张鑫将水杯放下,不紧不慢的说:“谁让你这么古板呢,只是运点感冒药罢了,又不犯法,你非得千方百计的拦着。”
路遥脸上闪过一丝了然之色,道:“张鑫你这垃圾,狗改不了吃屎。将感冒药运到国外提炼毒品……咳咳……”
张鑫理了下领带,笑道:“你别血口喷人啊,我可是国际知名企业家。

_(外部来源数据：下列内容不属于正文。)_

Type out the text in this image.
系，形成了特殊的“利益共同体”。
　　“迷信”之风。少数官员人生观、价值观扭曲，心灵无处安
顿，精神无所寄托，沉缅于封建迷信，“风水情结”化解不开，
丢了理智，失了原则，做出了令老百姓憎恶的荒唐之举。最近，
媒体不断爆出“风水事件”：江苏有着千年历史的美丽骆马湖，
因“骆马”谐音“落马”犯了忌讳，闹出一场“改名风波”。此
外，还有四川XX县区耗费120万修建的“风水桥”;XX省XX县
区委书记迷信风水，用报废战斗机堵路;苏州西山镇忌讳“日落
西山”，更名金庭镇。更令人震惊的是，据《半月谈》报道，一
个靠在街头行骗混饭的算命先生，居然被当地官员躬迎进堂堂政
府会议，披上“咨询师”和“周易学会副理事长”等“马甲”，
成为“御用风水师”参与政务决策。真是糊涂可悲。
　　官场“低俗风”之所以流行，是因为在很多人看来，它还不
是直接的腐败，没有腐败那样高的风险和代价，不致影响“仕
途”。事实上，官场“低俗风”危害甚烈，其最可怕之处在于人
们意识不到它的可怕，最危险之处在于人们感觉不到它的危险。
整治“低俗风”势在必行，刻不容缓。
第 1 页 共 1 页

这次回国,‘省招商引资局’还打电话欢迎我呢~”
路遥叹了口气,现在的自己什么都做不了,索性闭上眼睛不再说话,安静等待死亡的到来。
但张鑫却不想让眼前饱受病痛折磨、即将离世的表兄走好。他附身靠近,悄悄说道:琇書蛧
“表哥啊~其实呢,我这次回国主要就是见你一面,告诉你一声——你的癌,是我弄出来的~”
路遥陡然挣开眼,“你说什么!”
张鑫笑眯眯的掏出个铅盒打开,里面是件古怪的三角形饰物,仅有巴掌大小,中间是只眼睛似的图案,一看就很有年代感。
“眼熟吧?这是我亲手送你的,货真价实的古董。我在里面掺了点放射性物质,长期接触就会变成你现在这副鬼样子。”
路遥马上认出来,这是自己很喜欢的一件古物,天天摆在书桌上,时不时的把玩,没想到却是要人命的东西!
他伸出枯枝似的手臂,死死的抓住眼前人的胳膊!“你……”
“别激动~表哥,我西装很贵的。”张鑫轻松拿掉路遥的手,小心的捏起铅盒,将放射性饰物塞进他怀里。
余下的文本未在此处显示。